The October 2009 company newsletter – the newsletter’s second issue, following the inaugural September 2009 issue – will have a theme of “Friendship”. The Editorial Board has invited staff to contribute an article of not more than 300 words on the topic. I have two reasons for not submitting to the newsletter. First, I’d rather write to a wider audience anyway. And second, the deadline’s passed. Hehe.

It’s a good topic for the internal company newsletter, especially since the majority of the staff is in Dubai, separated from family. Friendships, especially workplace friendships, take on a whole new significance for them.

“You can’t choose your family, but you can choose your friends.” Our friends, then, are a reflection of us. After all, if you choose your friends, then your selection must say something about your priorities and personality. Why would you choose a friend who is incompatible or only serves to introduce aggravation and grief into your life? And yet, we need variety. How would we discover anything if all viewpoints we encounter reflect only our own thoughts? Good thing then that we don’t have complete control over our friends.

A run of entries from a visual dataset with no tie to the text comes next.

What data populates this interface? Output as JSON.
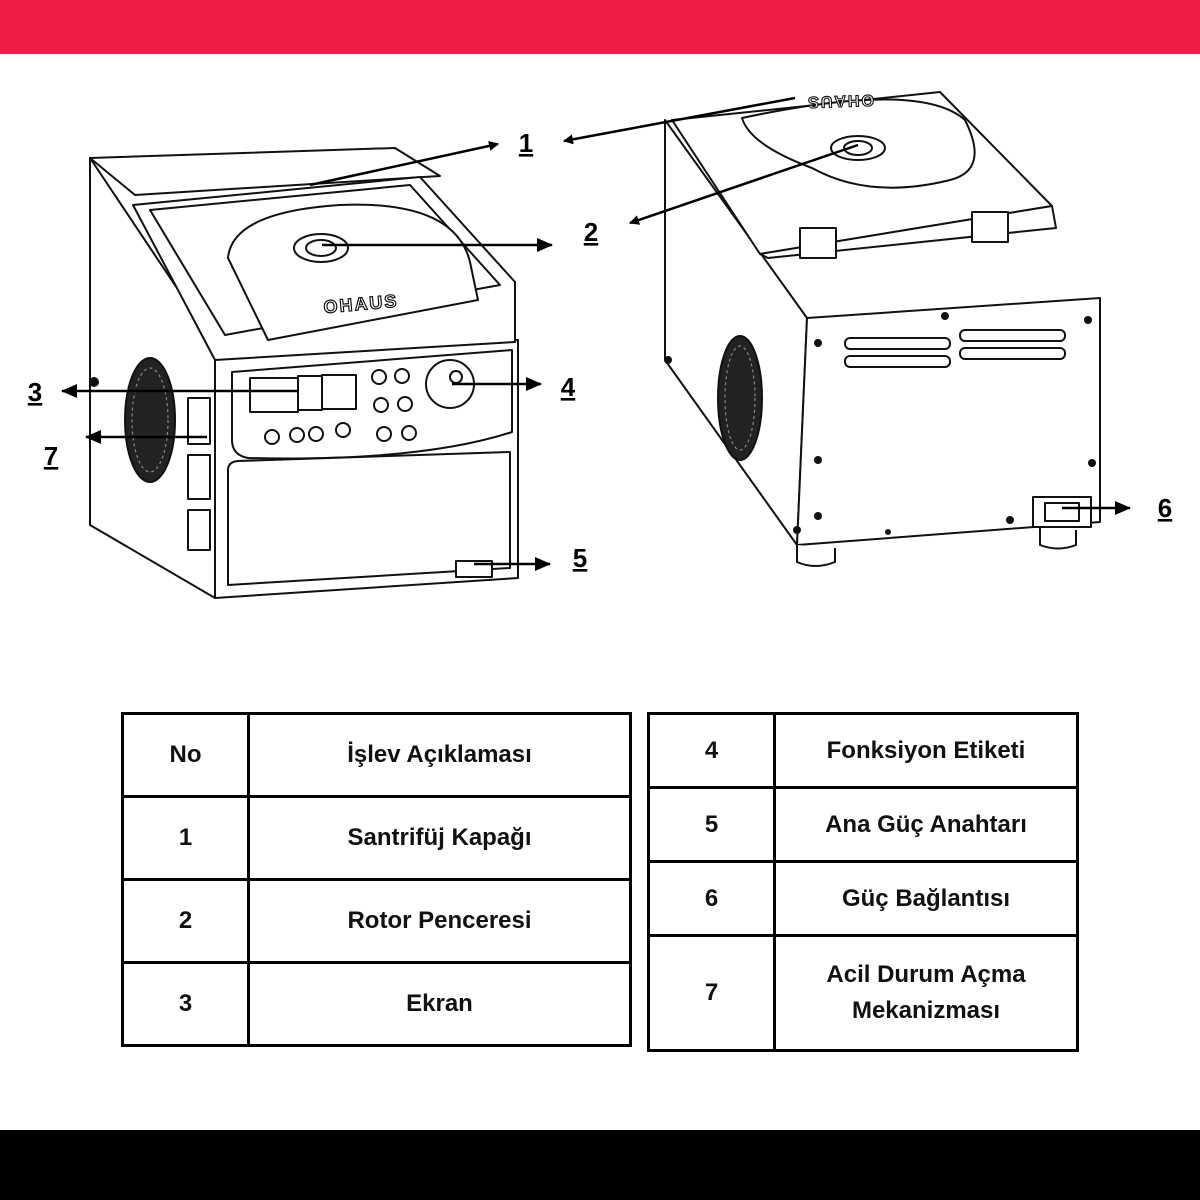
{
  "colors": {
    "top_bar": "#ee1c47",
    "bottom_bar": "#000000"
  },
  "diagram": {
    "brand_front": "OHAUS",
    "brand_back": "OHAUS",
    "callouts": [
      "1",
      "2",
      "3",
      "4",
      "5",
      "6",
      "7"
    ]
  },
  "legend_left": {
    "header": {
      "no": "No",
      "desc": "İşlev Açıklaması"
    },
    "rows": [
      {
        "no": "1",
        "desc": "Santrifüj Kapağı"
      },
      {
        "no": "2",
        "desc": "Rotor Penceresi"
      },
      {
        "no": "3",
        "desc": "Ekran"
      }
    ]
  },
  "legend_right": {
    "rows": [
      {
        "no": "4",
        "desc": "Fonksiyon Etiketi"
      },
      {
        "no": "5",
        "desc": "Ana Güç Anahtarı"
      },
      {
        "no": "6",
        "desc": "Güç Bağlantısı"
      },
      {
        "no": "7",
        "desc": "Acil Durum Açma",
        "desc2": "Mekanizması"
      }
    ]
  }
}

There are many flavours of friends we collect in our lives. There are those long-term kindergarten friends, the ones we grew up with in the neighbourhood, and have maintained a relationship over the ages. It’s possible this friendship has morphed over the years, but some bonds really do last. The same can be said of all the school friends we make, from grade school to middle school, and onto high school. These are the people we spent the majority of our time with during our formative years, in a feedback loop as we formed our unique personalities. A select few will graduate with us to adult life, but most will fall by the wayside as lives separate, geographically, spiritually, philosophically, politically.

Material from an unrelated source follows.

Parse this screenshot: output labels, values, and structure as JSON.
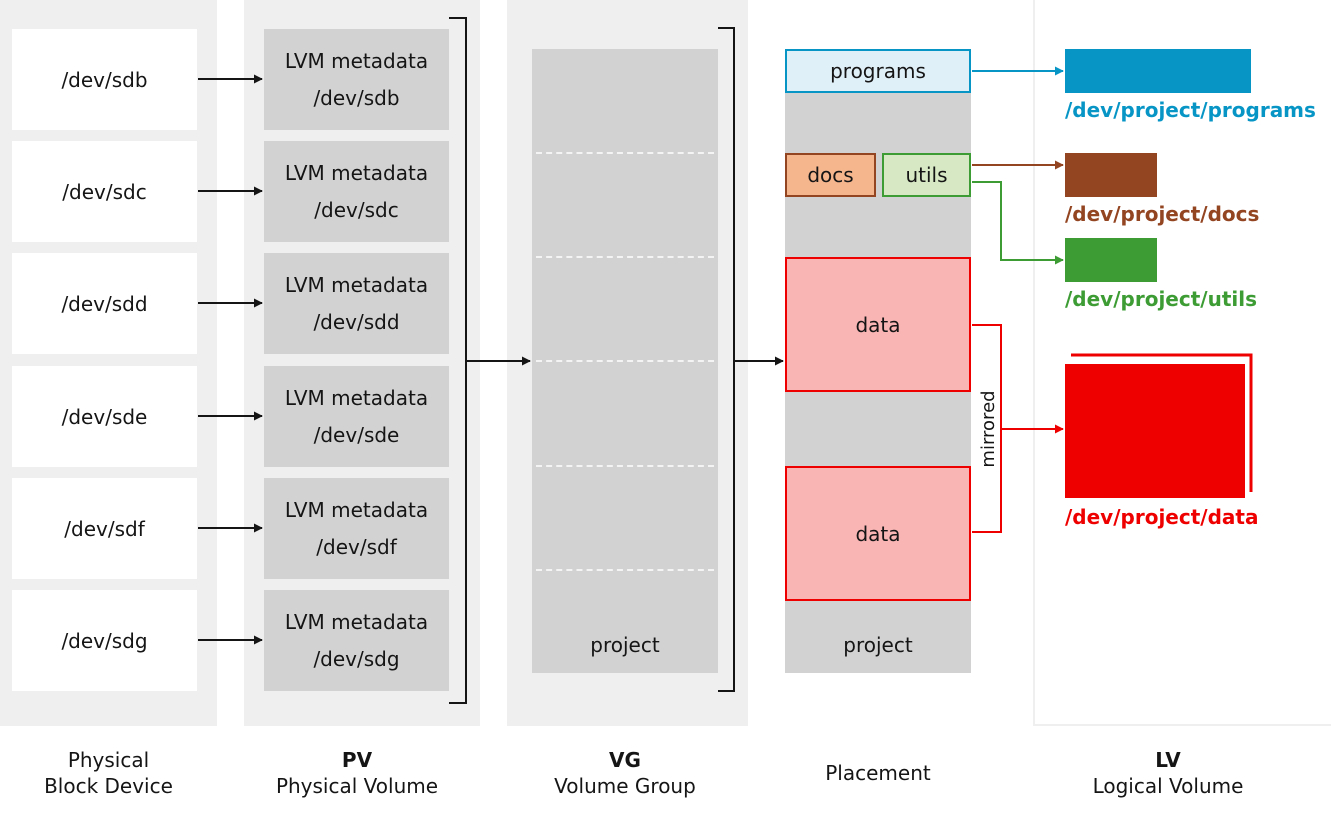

Friendship in adult life gets more complicated, and usually more fulfilling. Your university friends are the ones most likely to last your lifetime. These are the friends who slaved over assignments and reports with you, who participated in clubs and associations with you, who ranted against professors with you, who partied with you, who cheered at sporting events with you. For most people university was the first period away from home, so it was a big deal. You had to be independent, and were going through that experience with others who were also in the same boat. Some people were insular during this period, only making friends from those in the same course as them. Others threw the net wider, and made friends studying other disciplines. But your classmates from freshman year are most likely to be your closest friends.

And then there are the friend “also-rans”. There are the acquaintances at work, some of whom genuinely became friends and stuck around in your life even if you moved jobs. There are the friends you made online, some of whom you even meet IRL. This last group is probably the only group of friends you actively sought out, and not people who evolved into friends through circumstance. However, most of them would remain as acquaintances, or fellow hobbyists.

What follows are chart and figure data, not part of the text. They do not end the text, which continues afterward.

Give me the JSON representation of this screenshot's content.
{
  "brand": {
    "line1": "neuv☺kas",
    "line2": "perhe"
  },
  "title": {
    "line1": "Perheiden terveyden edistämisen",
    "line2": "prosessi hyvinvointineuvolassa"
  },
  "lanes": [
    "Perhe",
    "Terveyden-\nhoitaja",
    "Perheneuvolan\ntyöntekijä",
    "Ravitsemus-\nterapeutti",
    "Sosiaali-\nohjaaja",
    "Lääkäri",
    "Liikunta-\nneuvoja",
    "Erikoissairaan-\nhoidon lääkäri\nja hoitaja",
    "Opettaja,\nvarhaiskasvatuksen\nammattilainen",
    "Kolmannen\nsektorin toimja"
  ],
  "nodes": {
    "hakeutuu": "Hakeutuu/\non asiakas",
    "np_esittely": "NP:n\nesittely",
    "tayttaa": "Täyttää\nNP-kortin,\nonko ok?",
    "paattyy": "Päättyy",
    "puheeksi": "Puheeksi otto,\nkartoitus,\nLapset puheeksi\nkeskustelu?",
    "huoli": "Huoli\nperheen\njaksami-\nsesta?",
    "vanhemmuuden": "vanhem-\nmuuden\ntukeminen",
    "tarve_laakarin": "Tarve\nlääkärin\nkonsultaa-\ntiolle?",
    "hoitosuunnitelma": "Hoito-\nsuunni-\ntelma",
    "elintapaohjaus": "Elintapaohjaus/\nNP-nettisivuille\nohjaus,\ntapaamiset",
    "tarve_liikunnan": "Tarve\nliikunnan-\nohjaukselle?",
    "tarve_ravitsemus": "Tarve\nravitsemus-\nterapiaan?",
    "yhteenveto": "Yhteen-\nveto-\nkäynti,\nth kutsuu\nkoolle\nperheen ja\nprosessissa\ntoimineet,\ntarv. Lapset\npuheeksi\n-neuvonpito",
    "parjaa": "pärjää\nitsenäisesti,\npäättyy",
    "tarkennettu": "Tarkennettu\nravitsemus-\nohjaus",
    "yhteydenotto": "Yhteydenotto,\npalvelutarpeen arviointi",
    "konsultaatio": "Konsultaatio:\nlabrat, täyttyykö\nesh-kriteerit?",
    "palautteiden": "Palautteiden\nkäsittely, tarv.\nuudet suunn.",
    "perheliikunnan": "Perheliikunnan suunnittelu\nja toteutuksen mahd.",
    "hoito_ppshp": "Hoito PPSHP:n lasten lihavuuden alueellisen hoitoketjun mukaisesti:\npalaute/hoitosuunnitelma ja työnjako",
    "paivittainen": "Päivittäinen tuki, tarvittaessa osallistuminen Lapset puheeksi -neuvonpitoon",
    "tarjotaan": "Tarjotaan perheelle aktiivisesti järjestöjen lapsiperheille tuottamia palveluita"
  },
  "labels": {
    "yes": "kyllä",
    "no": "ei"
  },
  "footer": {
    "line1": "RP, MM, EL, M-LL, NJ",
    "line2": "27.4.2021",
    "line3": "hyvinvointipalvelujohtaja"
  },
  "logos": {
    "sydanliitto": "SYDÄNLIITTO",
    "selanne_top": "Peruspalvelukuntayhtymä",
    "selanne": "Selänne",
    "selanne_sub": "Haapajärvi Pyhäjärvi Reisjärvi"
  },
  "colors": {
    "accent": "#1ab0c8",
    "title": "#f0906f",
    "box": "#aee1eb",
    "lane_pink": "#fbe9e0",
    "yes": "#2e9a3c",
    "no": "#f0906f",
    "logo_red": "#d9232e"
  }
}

The other friends we have to ask ourselves about, to be certain they are friends, are the ones we meet through circumstance. These are from all those other groups; the friends from school, from work, and so on. Brought together by our situations, we sometimes find out that we’re only friends as far as we remain in that condition. Move schools, swap courses, move to another country, change jobs, and we may find that we no longer connect with our old friends.

“Friends come and go, but true friends always stay.”

True friends are those who stick with you, even after circumstances change. Don’t belittle “only friends” though; they’re valuable because they lend you a social life, and they introduce that needed variety into your life. Your circle of true friends is probably smaller though. The Internet and social networking doesn’t change this dynamic. Keeping in touch with your friends does not equate to connecting with them.

People change. People grow. Your true friends will grow with you, and accept you as you change. Treasure these people.

2 comments:

Krissy said...

Don't I know it :P

Chellie said...

@krissy - u kinda did forget about it tho and so did i!;p but thanks to my irritatingly persuasive soulmate, we all got our asses moving and our memories refreshed ;D yay to zhacheris still growing old together!!!